Leda (Olivia Colman) is a middle-aged divorcee devoted to her work. While on vacation on a holiday island, Leda encounters a family where an event leads to her becoming overwhelmed by memories of the difficult, unconventional choices she made as a mother, and the consequences for herself and her family.

There's a real intimacy brought to The Lost Daughter from Maggie Gyllenhaal, utilising close shots of her subject to get right up close and personal. You can sense everything she's feeling from the looks she gives the family, Gyllenhaal writing a meandering screenplay that focuses on Leda seeing herself in Nina, triggering flashbacks to a troubled past. 

It does run out of steam towards the end however, considering this is her directorial debut, Gyllenhaal delivers a very assured piece of filmmaking that will lead to bigger and better things. Having Olivia Colman and Ed Harris dance to Livin' on a Prayer in your first film is not a bad way to start mind. 

Leading the film, Olivia Colman delivers a quietly powerful performance as Leda, lost in herself as she tries to move on with life all while getting caught up in the affairs of others. She's very much a national treasure but Jessie Buckley has her crown firmly in her sights, emotive and assured in flashbacks to Leda's past. Having the likes of Buckley and Colman playing the past and present iterations of the lead character works wonders here for Gyllenhaal. Big fan of Ed Harris as well, keen on making friends with Leda but kept at somewhat of a distance as she begins to spiral a little. 

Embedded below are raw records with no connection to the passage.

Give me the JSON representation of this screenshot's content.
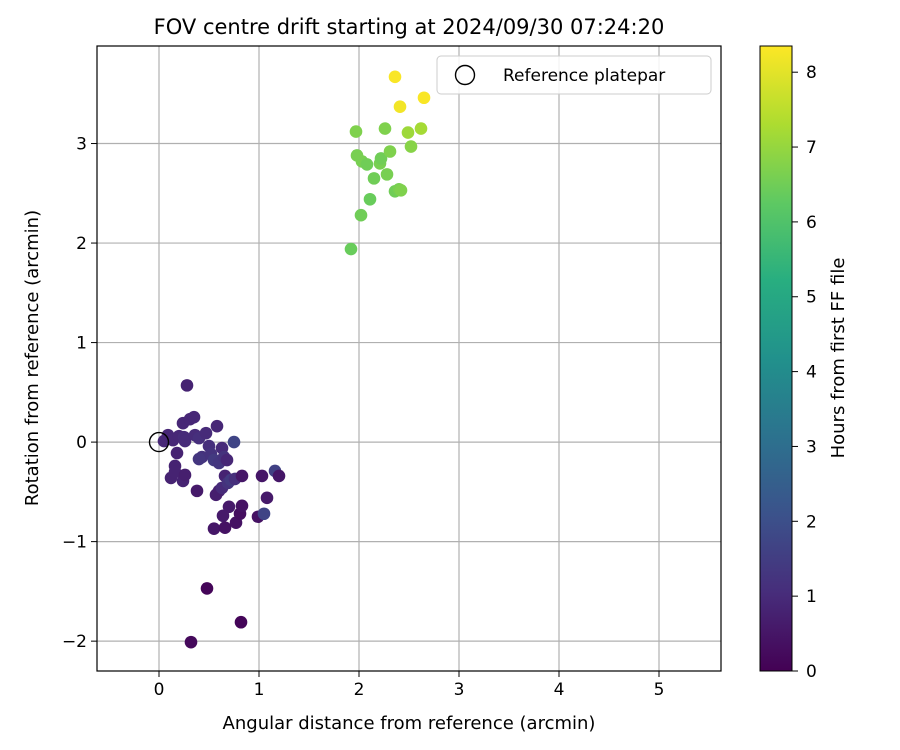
{
  "chart_data": {
    "type": "scatter",
    "title": "FOV centre drift starting at 2024/09/30 07:24:20",
    "xlabel": "Angular distance from reference (arcmin)",
    "ylabel": "Rotation from reference (arcmin)",
    "xlim": [
      -0.62,
      5.62
    ],
    "ylim": [
      -2.3,
      3.98
    ],
    "xticks": [
      0,
      1,
      2,
      3,
      4,
      5
    ],
    "yticks": [
      -2,
      -1,
      0,
      1,
      2,
      3
    ],
    "grid": true,
    "legend": {
      "position": "upper-right",
      "entries": [
        "Reference platepar"
      ]
    },
    "reference_point": {
      "x": 0,
      "y": 0
    },
    "colorbar": {
      "label": "Hours from first FF file",
      "colormap": "viridis",
      "range": [
        0,
        8.35
      ],
      "ticks": [
        0,
        1,
        2,
        3,
        4,
        5,
        6,
        7,
        8
      ]
    },
    "points": [
      {
        "x": 0.05,
        "y": 0.01,
        "c": 0.9
      },
      {
        "x": 0.09,
        "y": 0.07,
        "c": 0.9
      },
      {
        "x": 0.14,
        "y": 0.02,
        "c": 0.9
      },
      {
        "x": 0.18,
        "y": -0.11,
        "c": 0.8
      },
      {
        "x": 0.12,
        "y": -0.36,
        "c": 0.8
      },
      {
        "x": 0.16,
        "y": -0.24,
        "c": 0.8
      },
      {
        "x": 0.16,
        "y": -0.3,
        "c": 0.8
      },
      {
        "x": 0.2,
        "y": 0.06,
        "c": 0.9
      },
      {
        "x": 0.25,
        "y": 0.05,
        "c": 1.0
      },
      {
        "x": 0.24,
        "y": 0.19,
        "c": 0.9
      },
      {
        "x": 0.28,
        "y": 0.57,
        "c": 0.8
      },
      {
        "x": 0.31,
        "y": 0.23,
        "c": 0.9
      },
      {
        "x": 0.35,
        "y": 0.25,
        "c": 0.9
      },
      {
        "x": 0.26,
        "y": 0.01,
        "c": 1.0
      },
      {
        "x": 0.24,
        "y": -0.39,
        "c": 0.8
      },
      {
        "x": 0.26,
        "y": -0.33,
        "c": 0.7
      },
      {
        "x": 0.38,
        "y": -0.49,
        "c": 0.6
      },
      {
        "x": 0.36,
        "y": 0.07,
        "c": 1.0
      },
      {
        "x": 0.4,
        "y": 0.04,
        "c": 1.1
      },
      {
        "x": 0.43,
        "y": -0.15,
        "c": 1.2
      },
      {
        "x": 0.4,
        "y": -0.17,
        "c": 1.3
      },
      {
        "x": 0.47,
        "y": 0.09,
        "c": 1.0
      },
      {
        "x": 0.5,
        "y": -0.04,
        "c": 1.1
      },
      {
        "x": 0.52,
        "y": -0.12,
        "c": 1.2
      },
      {
        "x": 0.55,
        "y": -0.18,
        "c": 1.4
      },
      {
        "x": 0.58,
        "y": 0.16,
        "c": 0.9
      },
      {
        "x": 0.6,
        "y": -0.21,
        "c": 1.3
      },
      {
        "x": 0.63,
        "y": -0.06,
        "c": 1.0
      },
      {
        "x": 0.65,
        "y": -0.15,
        "c": 1.2
      },
      {
        "x": 0.68,
        "y": -0.18,
        "c": 0.9
      },
      {
        "x": 0.6,
        "y": -0.49,
        "c": 0.8
      },
      {
        "x": 0.57,
        "y": -0.53,
        "c": 0.7
      },
      {
        "x": 0.63,
        "y": -0.46,
        "c": 1.0
      },
      {
        "x": 0.66,
        "y": -0.34,
        "c": 0.8
      },
      {
        "x": 0.69,
        "y": -0.41,
        "c": 1.2
      },
      {
        "x": 0.72,
        "y": -0.38,
        "c": 1.4
      },
      {
        "x": 0.75,
        "y": 0.0,
        "c": 1.7
      },
      {
        "x": 0.76,
        "y": -0.37,
        "c": 1.1
      },
      {
        "x": 0.7,
        "y": -0.65,
        "c": 0.6
      },
      {
        "x": 0.64,
        "y": -0.74,
        "c": 0.6
      },
      {
        "x": 0.55,
        "y": -0.87,
        "c": 0.5
      },
      {
        "x": 0.66,
        "y": -0.86,
        "c": 0.4
      },
      {
        "x": 0.77,
        "y": -0.81,
        "c": 0.4
      },
      {
        "x": 0.81,
        "y": -0.72,
        "c": 0.3
      },
      {
        "x": 0.83,
        "y": -0.64,
        "c": 0.4
      },
      {
        "x": 0.83,
        "y": -0.34,
        "c": 0.5
      },
      {
        "x": 0.99,
        "y": -0.75,
        "c": 0.4
      },
      {
        "x": 1.03,
        "y": -0.34,
        "c": 0.5
      },
      {
        "x": 1.05,
        "y": -0.72,
        "c": 1.7
      },
      {
        "x": 1.08,
        "y": -0.56,
        "c": 0.6
      },
      {
        "x": 1.16,
        "y": -0.29,
        "c": 1.6
      },
      {
        "x": 1.2,
        "y": -0.34,
        "c": 0.5
      },
      {
        "x": 0.48,
        "y": -1.47,
        "c": 0.1
      },
      {
        "x": 0.82,
        "y": -1.81,
        "c": 0.1
      },
      {
        "x": 0.32,
        "y": -2.01,
        "c": 0.2
      },
      {
        "x": 1.92,
        "y": 1.94,
        "c": 6.4
      },
      {
        "x": 2.02,
        "y": 2.28,
        "c": 6.5
      },
      {
        "x": 2.11,
        "y": 2.44,
        "c": 6.4
      },
      {
        "x": 1.97,
        "y": 3.12,
        "c": 6.7
      },
      {
        "x": 1.98,
        "y": 2.88,
        "c": 6.6
      },
      {
        "x": 2.03,
        "y": 2.82,
        "c": 6.6
      },
      {
        "x": 2.08,
        "y": 2.79,
        "c": 6.5
      },
      {
        "x": 2.15,
        "y": 2.65,
        "c": 6.5
      },
      {
        "x": 2.21,
        "y": 2.8,
        "c": 6.6
      },
      {
        "x": 2.22,
        "y": 2.85,
        "c": 6.5
      },
      {
        "x": 2.26,
        "y": 3.15,
        "c": 6.7
      },
      {
        "x": 2.28,
        "y": 2.69,
        "c": 6.6
      },
      {
        "x": 2.31,
        "y": 2.92,
        "c": 6.7
      },
      {
        "x": 2.36,
        "y": 2.52,
        "c": 6.5
      },
      {
        "x": 2.4,
        "y": 2.54,
        "c": 6.6
      },
      {
        "x": 2.42,
        "y": 2.53,
        "c": 6.7
      },
      {
        "x": 2.49,
        "y": 3.11,
        "c": 7.1
      },
      {
        "x": 2.52,
        "y": 2.97,
        "c": 6.8
      },
      {
        "x": 2.62,
        "y": 3.15,
        "c": 7.2
      },
      {
        "x": 2.36,
        "y": 3.67,
        "c": 8.3
      },
      {
        "x": 2.41,
        "y": 3.37,
        "c": 8.2
      },
      {
        "x": 2.65,
        "y": 3.46,
        "c": 8.3
      }
    ]
  }
}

The Lost Daughter is a very interesting film in the way it hones in on a woman's past issues triggered by her present day scenario, the two timelines intertwining to great effect as we see some of the reasons why Leda may be acting out in the present. It's a sterling effort from Maggie Gyllenhaal with her directorial debut and Olivia Colman once again proves just how good an actress she is with an understated performance that will surely see her secure several nominations this awards season.